My parents were sleeping, as was my youngest sister Maria. At some point we heard her crying in her room. My older sister and I went in to check on her and what we found, we thought was a very distraught, awake, and afraid little 6 year old little girl. Her eyes were wide open, she was partially responsive but when she would talk it wouldn't make any sense. It was nearly Christmas as we had a large Christmas Tree in our living room. My sister and I tried to sort out what was going on but when we would try and touch our sister to calm her she would become violent.
We eventually began crying and realized that we needed our parents help. My sister ran to wake up my mom while I stayed with my sister. She eventually got out of bed and headed to the living room. My mom came up and found my sister appearing to be wide awake but behaving very strange and saying things that didn't make any sense. By this time all three of us were in tears and afraid. My mom got a hold of my sister, who started struggling to get away from her and she sat on the couch with my sister in front of her. She wrapped her arms around her and upper body and her legs around my sisters so that she wouldn't be able to hurt anyone or herself and she prayed outloud while rocking my sister to try and calm her and then she started singing to her. She sang Jesus loves me over and over until my sister was calm again. I remember this event as is if it happened yesterday because it was very traumatic to all of us. My mom sat there and rocked her and tearfully sang to her until she was able to get Maria on her lap and relaxed and then my mom and my sister and I prayed over her for peaceful sleep and then we put her back to bed. We stayed in her room for about 30 minutes to make sure she would be ok and then the next morning she had no memory of what had happened.

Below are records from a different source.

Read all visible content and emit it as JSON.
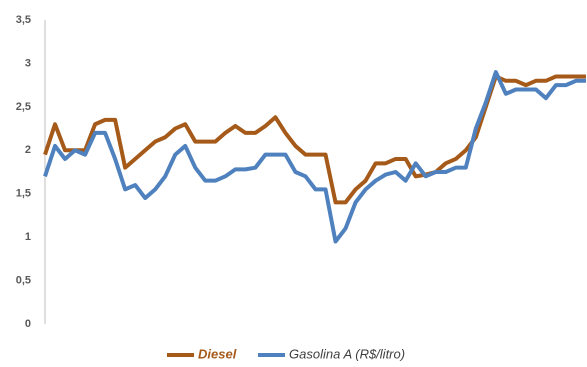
{
  "chart_data": {
    "type": "line",
    "series": [
      {
        "name": "Diesel",
        "color": "#a65a19",
        "values": [
          1.95,
          2.3,
          2.0,
          2.0,
          2.0,
          2.3,
          2.35,
          2.35,
          1.8,
          1.9,
          2.0,
          2.1,
          2.15,
          2.25,
          2.3,
          2.1,
          2.1,
          2.1,
          2.2,
          2.28,
          2.2,
          2.2,
          2.28,
          2.38,
          2.2,
          2.05,
          1.95,
          1.95,
          1.95,
          1.4,
          1.4,
          1.55,
          1.65,
          1.85,
          1.85,
          1.9,
          1.9,
          1.7,
          1.72,
          1.75,
          1.85,
          1.9,
          2.0,
          2.15,
          2.5,
          2.85,
          2.8,
          2.8,
          2.75,
          2.8,
          2.8,
          2.85,
          2.85,
          2.85,
          2.85
        ]
      },
      {
        "name": "Gasolina A (R$/litro)",
        "color": "#4e81bd",
        "values": [
          1.7,
          2.05,
          1.9,
          2.0,
          1.95,
          2.2,
          2.2,
          1.9,
          1.55,
          1.6,
          1.45,
          1.55,
          1.7,
          1.95,
          2.05,
          1.8,
          1.65,
          1.65,
          1.7,
          1.78,
          1.78,
          1.8,
          1.95,
          1.95,
          1.95,
          1.75,
          1.7,
          1.55,
          1.55,
          0.95,
          1.1,
          1.4,
          1.55,
          1.65,
          1.72,
          1.75,
          1.65,
          1.85,
          1.7,
          1.75,
          1.75,
          1.8,
          1.8,
          2.25,
          2.55,
          2.9,
          2.65,
          2.7,
          2.7,
          2.7,
          2.6,
          2.75,
          2.75,
          2.8,
          2.8
        ]
      }
    ],
    "ylim": [
      0,
      3.5
    ],
    "yticks": [
      0,
      {
        "value": 0.5,
        "label": "0,5"
      },
      1,
      {
        "value": 1.5,
        "label": "1,5"
      },
      2,
      {
        "value": 2.5,
        "label": "2,5"
      },
      3,
      {
        "value": 3.5,
        "label": "3,5"
      }
    ],
    "grid": false,
    "legend": "bottom"
  }
}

She eventually grew out of these after a few years but they were terrifying and disturbing. Her pediatrician explained what these were to us so we finally understood what was going on.
We learned to allow her to go through what was happening and that by our praying and singing to her she would settle down quite quickly. We learned to try and not wake her and to just make sure she wasn't hurting herself. She loved the song 'Jesus Loves Me' so we would sing that to her and we say a prayer and only when she would try and get up and wander around the house or her room would we intervene and hold her. Otherwise we just watched what was going on and our singing seemed to pull her out of what was happening.
I do feel bad for what you and your husband are going through because I've been there and I know how traumatic and emotional it can be. I hope that your son too grows out of these as my sister did, but in the meantime you just have to try things to see if any of them seem to help like the praying and singing we would do for my sister. We sing in a very soft tone to her and it was her favorite song so I'm not sure if that is why it had a positive effect on her during her night terrors or not.
There were times that it seemed to agitate her but we just kept singing and she eventually settled herself.
All I can suggest is that you make sure your son isn't in a position where he can hurt himself or others and as long as he's safe all you can really do is monitor the situation and if you find peace in prayers I suggest you say a prayer outloud asking for your son's comfort and peace while he sleeps and you can try singing to him. It may work for him as it did for my young sister. I don't recommend trying to hold him until he's settled himself down unless you need to in order to protect him from himself or to protect others in your home. They can get violent if they feel threatened so this is why we learned to just let her work through it.
Good luck, and if you need any other information or have any questions you're welcome to message me privately.
Now that I am a mother of a 7 year old boy of my own I can only imagine having to go through this again but having it be my child rather then my sister. I do understand the position you are in as a parent and how desperate you feel not being able to fix this for your child but just know that most children do grow out of these.
One more thing, before we would put my sister to bed at night we would have her take a long relaxing bath and then we would pray with her before she would go to sleep and pray for peaceful dreams and for God's calming grace to stay with her throughout the night. This praying made a difference to us. It made us feel comforted and protected in a way. If you and your family pray then I suggest you pray together at night when you put your son to bed. Also ask for the strength and knowledge to help your child through these and for God's comfort and emotional strength. You will be surprised how those prayers help you through this.
I wish you and your family the best while you work through this.